Within a year, the organization reported remarkable improvements. The inside sales team retained the repeat sales the company had already been getting. The organization also saw a dramatic uptick in new sales because their salespeople were now spending their time selling instead of fulfilling inbound orders.

Steps to Improve Efficiency and Employee Experience

Success stories such as this point to several steps organizations can take to improve the efficiency and results of their sales teams and making life easier for their customers.

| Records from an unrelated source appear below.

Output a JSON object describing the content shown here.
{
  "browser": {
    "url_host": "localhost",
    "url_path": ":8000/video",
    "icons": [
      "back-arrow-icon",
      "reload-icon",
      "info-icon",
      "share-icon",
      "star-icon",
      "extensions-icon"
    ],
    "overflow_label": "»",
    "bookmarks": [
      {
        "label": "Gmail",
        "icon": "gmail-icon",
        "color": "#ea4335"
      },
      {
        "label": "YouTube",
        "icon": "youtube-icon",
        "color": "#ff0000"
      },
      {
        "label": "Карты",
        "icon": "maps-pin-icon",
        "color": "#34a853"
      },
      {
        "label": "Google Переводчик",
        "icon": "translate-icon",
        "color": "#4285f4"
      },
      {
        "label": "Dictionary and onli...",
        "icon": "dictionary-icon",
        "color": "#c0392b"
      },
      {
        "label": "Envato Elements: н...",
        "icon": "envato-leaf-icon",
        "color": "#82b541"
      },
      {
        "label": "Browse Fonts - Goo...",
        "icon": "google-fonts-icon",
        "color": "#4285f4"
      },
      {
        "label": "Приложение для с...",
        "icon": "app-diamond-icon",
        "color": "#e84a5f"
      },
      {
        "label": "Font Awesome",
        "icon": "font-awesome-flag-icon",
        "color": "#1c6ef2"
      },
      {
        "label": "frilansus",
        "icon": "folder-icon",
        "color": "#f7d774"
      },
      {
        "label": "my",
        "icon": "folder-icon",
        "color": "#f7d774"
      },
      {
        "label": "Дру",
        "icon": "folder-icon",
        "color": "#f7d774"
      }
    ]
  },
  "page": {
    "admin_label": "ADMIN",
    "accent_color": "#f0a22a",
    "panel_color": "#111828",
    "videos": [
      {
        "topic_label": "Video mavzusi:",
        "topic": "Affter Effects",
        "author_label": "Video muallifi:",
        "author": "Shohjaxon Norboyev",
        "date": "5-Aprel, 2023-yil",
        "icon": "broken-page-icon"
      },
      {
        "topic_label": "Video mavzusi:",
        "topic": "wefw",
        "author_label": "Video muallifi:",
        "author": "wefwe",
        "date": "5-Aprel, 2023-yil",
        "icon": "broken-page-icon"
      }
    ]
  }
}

  • Assess how salespeople spend their time. Make sure that sales teams are focused on activities that lead to selling – not simply filling orders from existing customers or other administrative activities (like contracting, lead generation, etc.).
  • Review the “specialist” roles. Organizations offering a range of complex products and services often create specialist roles to support selling activities. Last year, I worked with a commercial organization that had up to eight different roles involved in the sales process, as well as key account managers. There were product specialists working with service specialists and more. Of course, there were good reasons for these knowledgeable experts to be available to answer customers’ questions. However, this company had too many roles involved.  Reviewing the roles identified opportunities to simplify the customer buying process and touch points. Think through the interactions among each role and how to align incentives to enable the process.
  • Clarify accountability. Make sure your organization is clear about who’s accountable for a sale,  and customer interfaces, and who gets credit. For example, if five or six different salespeople and specialists are involved, who actually makes the sale? In addition, does one person get credit for the incentives that follow, or does the team share in the rewards? Avoiding the internal food fight and making sure the customer is experiencing a tight, focused response from your organization is key to successful commercial endeavors.
  • Design incentives to reward sales. In our book, Mastering the Cube, we discuss linking reward structures with strategic behaviors and performance. Sales incentives should be tied directly to selling — not to simply being a member of a sales department.

Simplify and Focus

In summary, the common thread through all these suggestions is simplification and customer focus. Like any other division or department within an organization, the commercial function’s activities need to align with the organization’s strategic imperatives in the most efficient manner possible to achieve optimal results.